Yesterday afternoon did not start out well. At all. Within ten minutes of my older three children arriving home from school, all three were in time outs in separate rooms. Attitudes toward me and toward one another were hostile from the time they walked in the door. It was not pretty. I’ll spare you the sordid details, but suffice it to say that I laid down the law. Literally. I slapped down a notebook in front of my oldest two who can write, and told them each to copy the Fourth Commandment and its meaning three times. Then I went to my own room, honestly quite upset with all of them and wondering if it was too early to start the bedtime process. Fellow parents, ever had days like that?
As I sat in my room yesterday, I realized something. I could let this sour attitude prevail in our house, infecting our attitudes for the rest of the afternoon and evening, and place myself at the mercy of my childrens’ moods, or I could be proactive and go to them first. Now, in all honesty, I really didn’t want to be the one to make the first move. After all, they were the ones who had come home in bad moods, so why should I have to be the peacemaker? Yet as I thought about the alternative, I knew there was only one choice. I had to be the one to initiate the reconciliation process. Yes, I was still mad at my kids, but my love for them won out even in my anger. I didn’t want us to have a crummy remainder of the day, and I wanted to show them a better way to resolve things.

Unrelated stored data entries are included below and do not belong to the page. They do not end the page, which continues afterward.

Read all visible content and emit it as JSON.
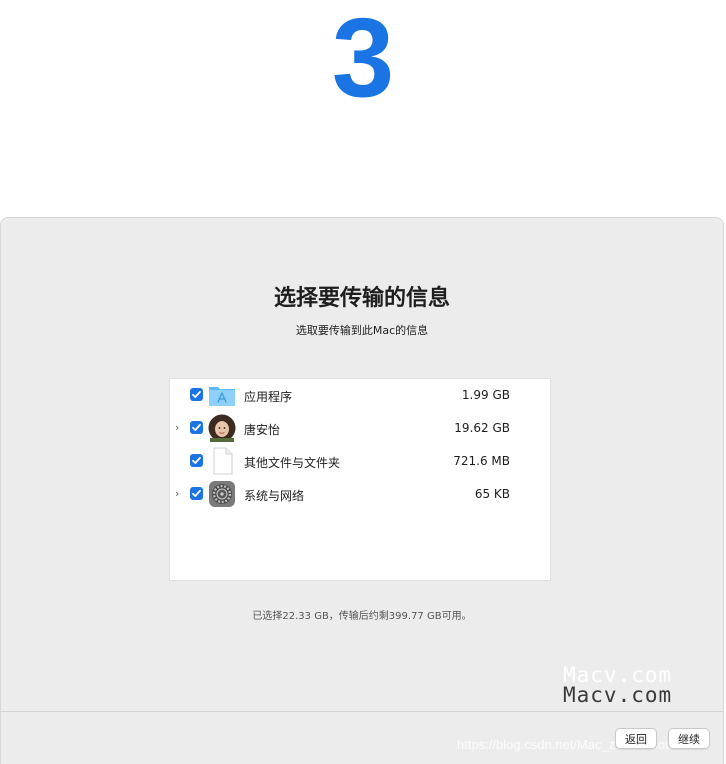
{
  "step_number": "3",
  "dialog": {
    "title": "选择要传输的信息",
    "subtitle": "选取要传输到此Mac的信息",
    "items": [
      {
        "label": "应用程序",
        "size": "1.99 GB",
        "checked": true,
        "expandable": false,
        "icon": "applications-folder-icon"
      },
      {
        "label": "唐安怡",
        "size": "19.62 GB",
        "checked": true,
        "expandable": true,
        "icon": "user-avatar-icon"
      },
      {
        "label": "其他文件与文件夹",
        "size": "721.6 MB",
        "checked": true,
        "expandable": false,
        "icon": "document-icon"
      },
      {
        "label": "系统与网络",
        "size": "65 KB",
        "checked": true,
        "expandable": true,
        "icon": "system-preferences-gear-icon"
      }
    ],
    "status": "已选择22.33 GB，传输后约剩399.77 GB可用。",
    "back_label": "返回",
    "continue_label": "继续"
  },
  "watermarks": {
    "logo_top": "Macv.com",
    "logo_bottom": "Macv.com",
    "url": "https://blog.csdn.net/Mac_zouduosou"
  },
  "colors": {
    "accent": "#1a74e4",
    "panel_bg": "#ececec",
    "list_bg": "#ffffff"
  }
}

I was concerned for their overall good. So with a little prayer for my own sake, I walked into the room of the first child, asked what was bothering him, and had a really good one-on-one chat with him. We ended by praying together. I did the same for the other two kids as well, and the rest of the day actually turned out to be very pleasant.
Now, I’ve often had real-life object lessons demonstrated by my children, and this was no exception. Just as my children came in yesterday determined to be miserable and make life miserable for everyone else, so do we come into this world completely sinful. “There is no one righteous, not even one; there is no one who understands, no one who seeks God. All have turned away…there is no one who does good, not even one,” Romans 3:10-12 points out. See, we can’t choose God. We don’t have some inherent good in us that commends us to God. We can’t turn from our sins and choose to follow Him. Not at all. We’d never do it. If I had waited for my kids to come out of their rooms on their own yesterday and apologize to everyone, they’d still be in their separate rooms right now. Same with us. If God had waited for us to come to Him, we’d all still be lost. We were “dead” in our transgressions, Ephesians 2:1 tells us. The Greek word there is “corpse.” Powerless. Hopeless. Lifeless. That was us without God’s intervention.
But God didn’t let us stay that way. He made the first move. His love for us trumped any righteous anger. He had every right to leave us to our sins on the path to destruction and hell. But He didn’t. He came to us with more than the Law. He came to us with the Gospel. He sent Jesus to be one of us, to live a perfect life we could never live, and to die for sins we had committed. Then He rose from the dead to show that He has dominion over sin and even death. His victory is ours. “Because of his great love for us, God, who is rich in mercy, made us alive with Christ even when we were dead in transgressions—it is by grace you have been saved,” Ephesians 2:4-5 assures us. The action here is all God’s. 100%. And leaving that action up to God is a much bigger comfort than leaving it up to myself. So you see, I don’t have to choose God. He already chose me. For all eternity.
October 30, 2014 at 2:53 pm
Beautiful message and a great object lesson for the children as well as the mother.